Me and DH are back together (4 weeks) after a 6 month separation that involved him having a PA. The separation was to step back and reflect on why we feel more like "room mates" or "co parents" than a real couple. We set down some guidelines and agreed to no dating unless we talked about it first. Well, he signed up for a dating service, dated a few women, and began a relationship (both physical and the starting of emotional) with one woman in particular. It lasted for about 4 weeks and he broke it off to move back in with me and begin marriage counseling.

So, our biggest problem is lack of emotional connection, or maybe connection in general. We do decent on physical connection, only need some minor work there, so our focus is on improving emotional connection. Since his leaving in January, we've been doing a LOT of soul searching individually and talking about our deep down emotional concerns, desires, etc. We neglected doing that for 10+ years, for the most part. We are both avoiders of conflict and we have a lot of conflict due to special needs child.

Last night was a bad night for my DH. Deep down he had hoped that he'd be feeling something more for me by the end of 4 weeks and he was upset that he doesn't. It really made me realize how little impact I have. Intellectually I know that I have no "control" over his emotions. But I've been a mess today because I feel like I'm gaining emotional connection with him, spending the time & effort to sift through my thoughts & concerns and sharing in meaningful ways with him, but it seems there's no progress from his point of view. No, the emotional connection is not STRONG at this point for me, but it IS there.

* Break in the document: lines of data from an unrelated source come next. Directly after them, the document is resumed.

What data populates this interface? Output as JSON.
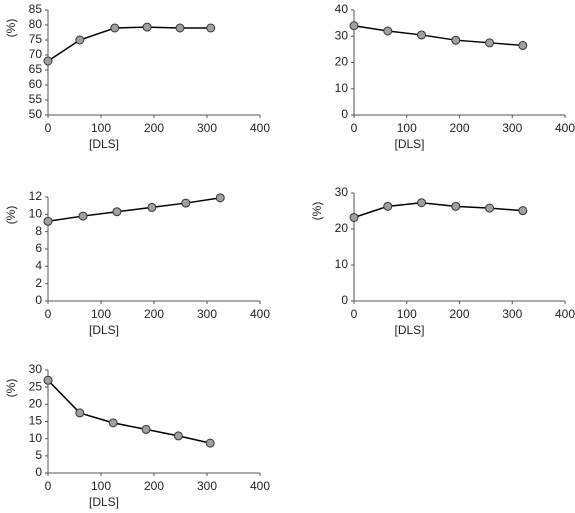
{
  "chart_data": [
    {
      "type": "line",
      "xlabel": "[DLS]",
      "ylabel": "(%)",
      "x": [
        0,
        60,
        126,
        187,
        249,
        307
      ],
      "values": [
        68,
        75,
        79,
        79.3,
        79,
        79
      ],
      "xlim": [
        0,
        400
      ],
      "ylim": [
        50,
        85
      ],
      "xticks": [
        0,
        100,
        200,
        300,
        400
      ],
      "yticks": [
        50,
        55,
        60,
        65,
        70,
        75,
        80,
        85
      ],
      "color": "#000000",
      "marker_color": "#a0a0a0"
    },
    {
      "type": "line",
      "xlabel": "[DLS]",
      "x": [
        0,
        64,
        128,
        193,
        257,
        320
      ],
      "values": [
        34,
        32,
        30.5,
        28.5,
        27.5,
        26.5
      ],
      "xlim": [
        0,
        400
      ],
      "ylim": [
        0,
        40
      ],
      "xticks": [
        0,
        100,
        200,
        300,
        400
      ],
      "yticks": [
        0,
        10,
        20,
        30,
        40
      ],
      "color": "#000000",
      "marker_color": "#a0a0a0"
    },
    {
      "type": "line",
      "xlabel": "[DLS]",
      "ylabel": "(%)",
      "x": [
        0,
        66,
        130,
        196,
        260,
        325
      ],
      "values": [
        9.2,
        9.8,
        10.3,
        10.8,
        11.3,
        11.9
      ],
      "xlim": [
        0,
        400
      ],
      "ylim": [
        0,
        12
      ],
      "xticks": [
        0,
        100,
        200,
        300,
        400
      ],
      "yticks": [
        0,
        2,
        4,
        6,
        8,
        10,
        12
      ],
      "color": "#000000",
      "marker_color": "#a0a0a0"
    },
    {
      "type": "line",
      "xlabel": "[DLS]",
      "ylabel": "(%)",
      "x": [
        0,
        64,
        128,
        193,
        257,
        320
      ],
      "values": [
        23.2,
        26.3,
        27.3,
        26.3,
        25.8,
        25.1
      ],
      "xlim": [
        0,
        400
      ],
      "ylim": [
        0,
        30
      ],
      "xticks": [
        0,
        100,
        200,
        300,
        400
      ],
      "yticks": [
        0,
        10,
        20,
        30
      ],
      "color": "#000000",
      "marker_color": "#a0a0a0"
    },
    {
      "type": "line",
      "xlabel": "[DLS]",
      "ylabel": "(%)",
      "x": [
        0,
        60,
        123,
        185,
        246,
        306
      ],
      "values": [
        27,
        17.5,
        14.6,
        12.7,
        10.8,
        8.7
      ],
      "xlim": [
        0,
        400
      ],
      "ylim": [
        0,
        30
      ],
      "xticks": [
        0,
        100,
        200,
        300,
        400
      ],
      "yticks": [
        0,
        5,
        10,
        15,
        20,
        25,
        30
      ],
      "color": "#000000",
      "marker_color": "#a0a0a0"
    }
  ]
}
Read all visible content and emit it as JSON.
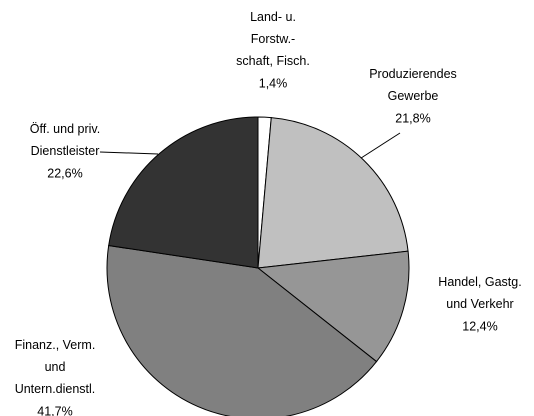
{
  "chart_data": {
    "type": "pie",
    "categories": [
      "Land- u.\nForstw.-\nschaft, Fisch.",
      "Produzierendes\nGewerbe",
      "Handel, Gastg.\nund Verkehr",
      "Finanz., Verm.\nund\nUntern.dienstl.",
      "Öff. und priv.\nDienstleister"
    ],
    "values": [
      1.4,
      21.8,
      12.4,
      41.7,
      22.6
    ],
    "value_labels": [
      "1,4%",
      "21,8%",
      "12,4%",
      "41,7%",
      "22,6%"
    ],
    "colors": [
      "#ffffff",
      "#c0c0c0",
      "#969696",
      "#808080",
      "#333333"
    ]
  }
}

I know there is no right answer, but I'd be interested in hearing your thoughts on whether 4 weeks is reasonable to re-establish emotional connectedness after neglecting it for 11 years.


----------



## rockymtnhigh (Jul 3, 2012)

I agree that 4 weeks seems to short. Connections take time. Especially emotional connections. It has been 11 years of neglect, you won't be able to fix it over night. It's like thinking you can lose 50 pounds in a week. It would be nice if it happened, but you lose it a pound or two at a time. Just keep working at it, and give it some more time.


----------